Genie in a bottle image by Herval
Steve Yelvington has a great phrase for the oft-repeated claim that newspapers ‘sowed the seeds of their own demise’ by putting their content online for free many years ago:
He calls it the ‘original sin’ myth:
“The most charitable thing I can say about it is: This is bullshit.”
I’ll let you read his post to get the full background, but as someone else who was there at the time I can only say: He’s right. What choice did publishers have? Let AOL or MSN steal an emerging fast-growing market as theirs declined?
The thing about this myth is that it relies upon some sort of ‘genie in the bottle’: the idea that news organisations had something special that they ‘let out’. That’s a nice story, but it’s only half the story.
In reality, what publishers had was just a bottle: a way of restricting the content that was available to their readers. The internet smashed that bottle: suddenly readers could access all sorts of content from all sorts of providers, including experts, celebrities, sports and fashion brands and eye witnesses.
As for the genie part: well, that’s where the story falls apart – on two levels.

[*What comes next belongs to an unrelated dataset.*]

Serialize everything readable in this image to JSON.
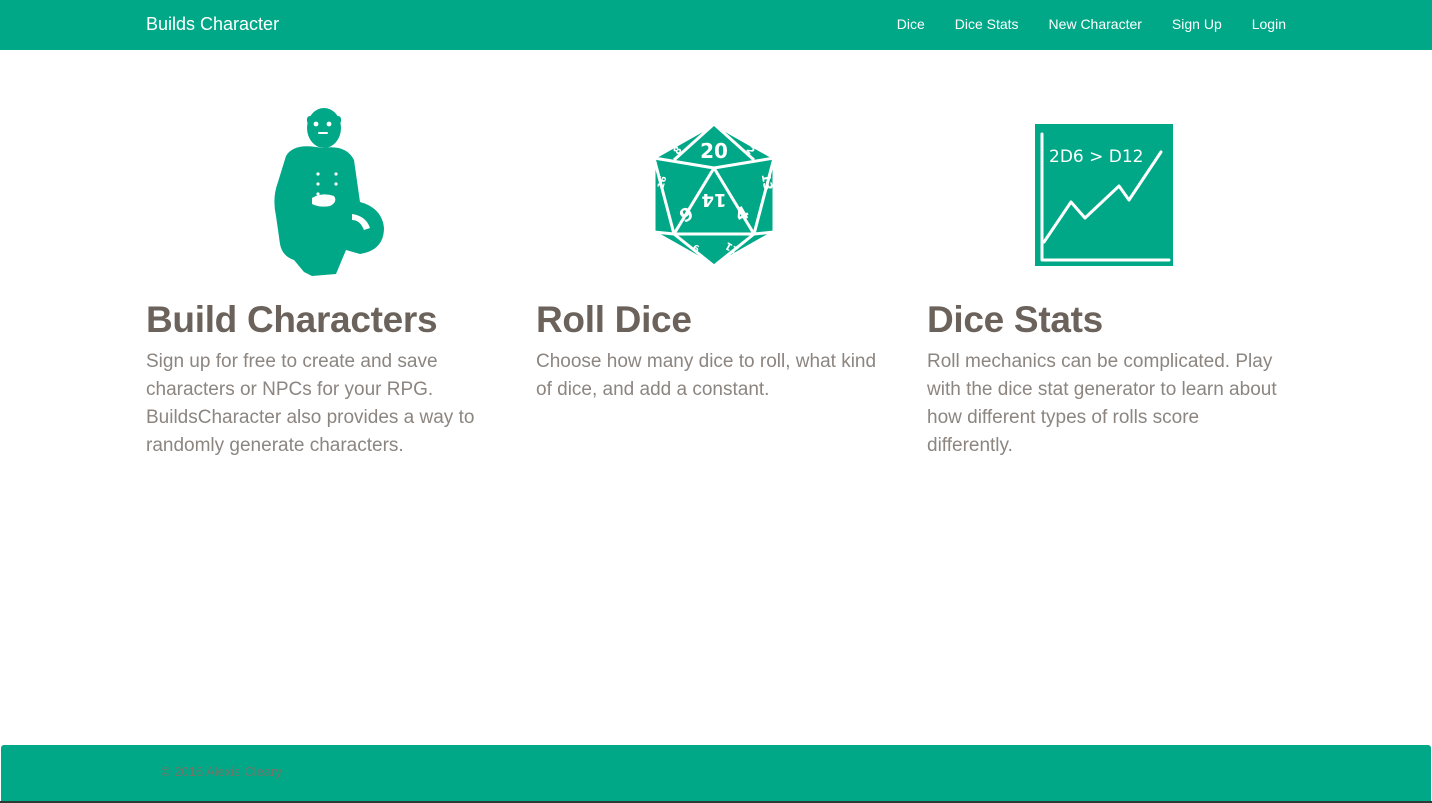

Firstly, if the genie was content then newspapers didn’t have much exclusivity to sell: the problem wasn’t that the newspapers were giving away content for free; it was that their sources were giving away their stories for free, and that didn’t leave much left (it says something about journalism that we have to shout about stories when they are “exclusive” or an “investigation”).
But many newspapers now have bigger audiences than ever. The untold part of the story is the genie that newspapers really gave away: their dominance in advertising.
Craigslist and eBay did it better; Google did it better; and now Facebook do it better too.
Newspapers’ original sin was not that they gave away their content for free; it was that they gave away their advertisers for free.
I was there at the beginning too, on the ad side. We didn’t give away advertising, but what we did do was completely miss the investment in programming technology required to monetize digital.